Recurrent processing reshapes tuning over time in deep neural networks
Poster Presentation 23.443: Saturday, May 16, 2026, 8:30 am – 12:30 pm, Pavilion
Session: Face and Body Perception: Models
Schedule of Events | Search Abstracts | Symposia | Talk Sessions | Poster Sessions
Amirhossein Farzmahdi1, Hossein Adeli1, Wang Boran1, Chase King1, Nikolaus Kriegeskorte1; 1Zuckerman Mind Brain Behavior Institute, Columbia University
The primate ventral visual stream is rich in recurrent connections.

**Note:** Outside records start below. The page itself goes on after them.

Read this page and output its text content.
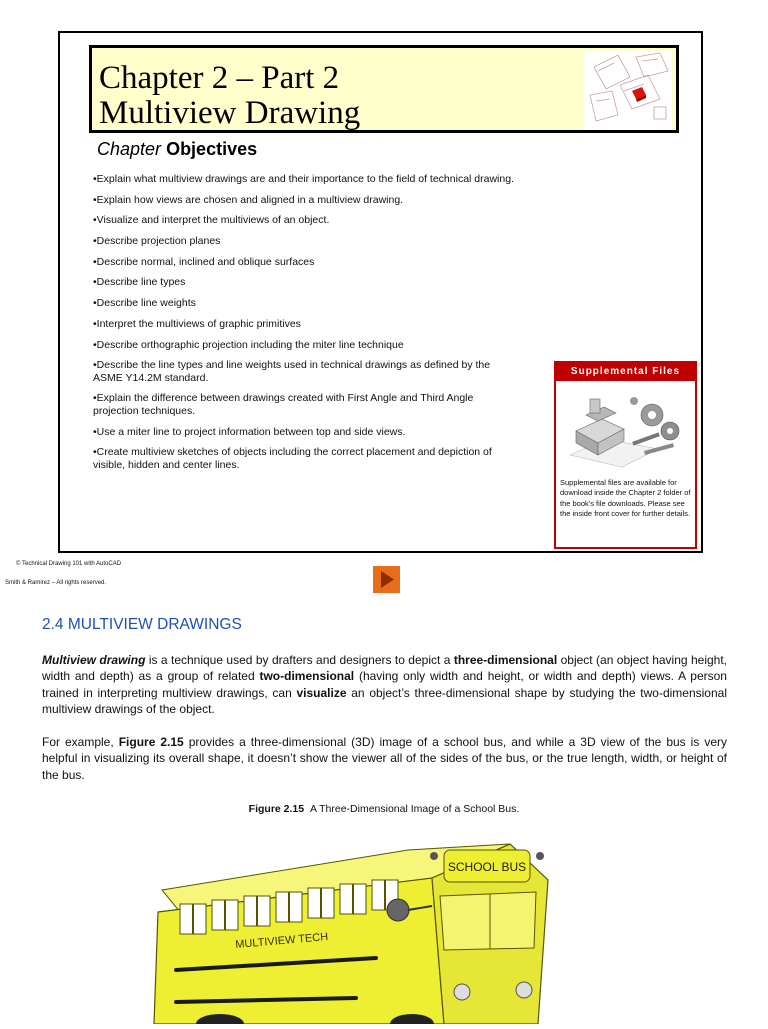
Chapter 2 – Part 2
Multiview Drawing
Chapter Objectives
•Explain what multiview drawings are and their importance to the field of technical drawing.
•Explain how views are chosen and aligned in a multiview drawing.
•Visualize and interpret the multiviews of an object.
•Describe projection planes
•Describe normal, inclined and oblique surfaces
•Describe line types
•Describe line weights
•Interpret the multiviews of graphic primitives
•Describe orthographic projection including the miter line technique
•Describe the line types and line weights used in technical drawings as defined by the ASME Y14.2M standard.
•Explain the difference between drawings created with First Angle and Third Angle projection techniques.
•Use a miter line to project information between top and side views.
•Create multiview sketches of objects including the correct placement and depiction of visible, hidden and center lines.
Supplemental Files
Supplemental files are available for download inside the Chapter 2 folder of the book's file downloads. Please see the inside front cover for further details.
© Technical Drawing 101 with AutoCAD
Smith & Ramirez – All rights reserved.
2.4 MULTIVIEW DRAWINGS

Multiview drawing is a technique used by drafters and designers to depict a three-dimensional object (an object having height, width and depth) as a group of related two-dimensional (having only width and height, or width and depth) views. A person trained in interpreting multiview drawings, can visualize an object’s three-dimensional shape by studying the two-dimensional multiview drawings of the object.

For example, Figure 2.15 provides a three-dimensional (3D) image of a school bus, and while a 3D view of the bus is very helpful in visualizing its overall shape, it doesn’t show the viewer all of the sides of the bus, or the true length, width, or height of the bus.

Figure 2.15 A Three-Dimensional Image of a School Bus.
MULTIVIEW TECH
SCHOOL BUS
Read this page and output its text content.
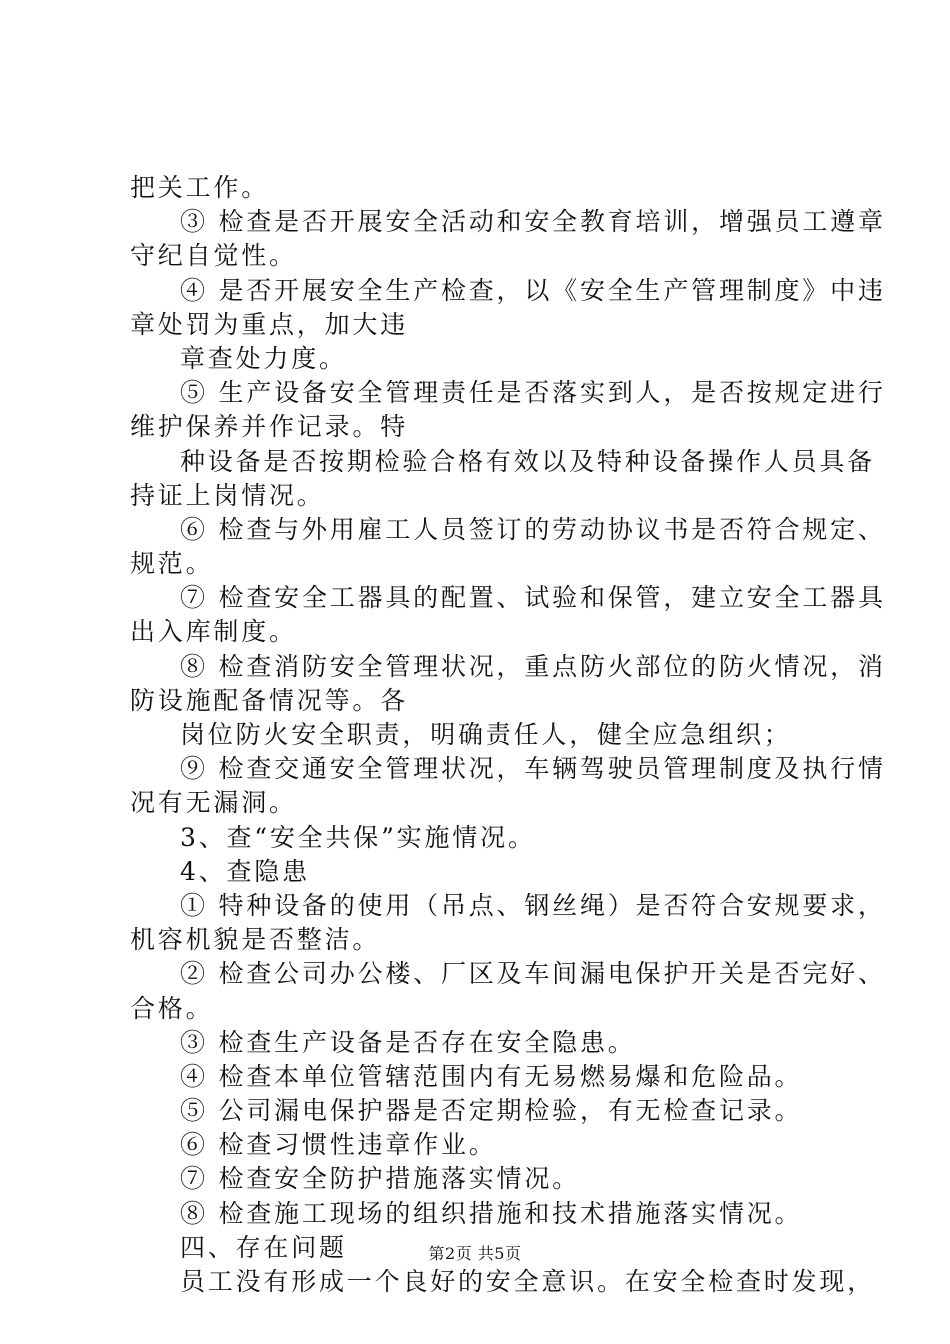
把关工作。
③ 检查是否开展安全活动和安全教育培训，增强员工遵章
守纪自觉性。
④ 是否开展安全生产检查，以《安全生产管理制度》中违
章处罚为重点，加大违
章查处力度。
⑤ 生产设备安全管理责任是否落实到人，是否按规定进行
维护保养并作记录。特
种设备是否按期检验合格有效以及特种设备操作人员具备
持证上岗情况。
⑥ 检查与外用雇工人员签订的劳动协议书是否符合规定、
规范。
⑦ 检查安全工器具的配置、试验和保管，建立安全工器具
出入库制度。
⑧ 检查消防安全管理状况，重点防火部位的防火情况，消
防设施配备情况等。各
岗位防火安全职责，明确责任人，健全应急组织；
⑨ 检查交通安全管理状况，车辆驾驶员管理制度及执行情
况有无漏洞。
3、查“安全共保”实施情况。
4、查隐患
① 特种设备的使用（吊点、钢丝绳）是否符合安规要求，
机容机貌是否整洁。
② 检查公司办公楼、厂区及车间漏电保护开关是否完好、
合格。
③ 检查生产设备是否存在安全隐患。
④ 检查本单位管辖范围内有无易燃易爆和危险品。
⑤ 公司漏电保护器是否定期检验，有无检查记录。
⑥ 检查习惯性违章作业。
⑦ 检查安全防护措施落实情况。
⑧ 检查施工现场的组织措施和技术措施落实情况。
四、存在问题
员工没有形成一个良好的安全意识。在安全检查时发现，
第2页 共5页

Unlike feedforward models, recurrent networks change their internal representations over time, supporting dynamic processing of visual information. Here we ask: how does recurrence transform neural network representations across hierarchy and time during naturalistic object recognition? We trained a 6-layer recurrent convolutional neural network with bottom-up and lateral connections to recognize different face identities. Using a controlled stimulus set of faces and objects with systematically varying pose (yaw, pitch, roll) and identity, we probed the model’s internal representations across layers and recurrent steps at both population and single-unit levels. Early convolutional layers showed largely stable representations over time, indicating that recurrence did little to change low-level feature tuning. In contrast, deeper layers exhibited pronounced tuning shifts: as recurrence unfolded, representations transitioned from supporting coarse face detection to fine identity discrimination, accompanied by increased invariance of face identities to in-depth and in-plane pose changes. At the same time, object representations became less distinctive and less invariant under the same transformations. Importantly, recurrent processing in deeper layers produced tuning shifts at the single-unit level: for example, narrowing from many faces to a smaller set of face identities. RISE-based importance maps suggested a mechanism for these shifts: the diagnostic image features and face parts driving each unit’s response also changed over time (e.g., moving from eyes to mouth). Together, these unit-level effects reveal genuine tuning shifts, rather than simple sharpening of a fixed preference, underlying the coarse-to-fine transition at the population geometry. These results show that recurrent processing can flexibly reshape representational tuning over time, especially in deeper layers of a network. The global-to-specific transition and increasing face invariance replicates neurophysiological findings in the primate IT cortex and suggest that recurrent dynamics are a key mechanism for achieving brain-like visual recognition.
Acknowledgements: This work was supported in part by the National Institute of Neurological Disorders and Stroke, National Institutes of Health, under award RF1NS128897.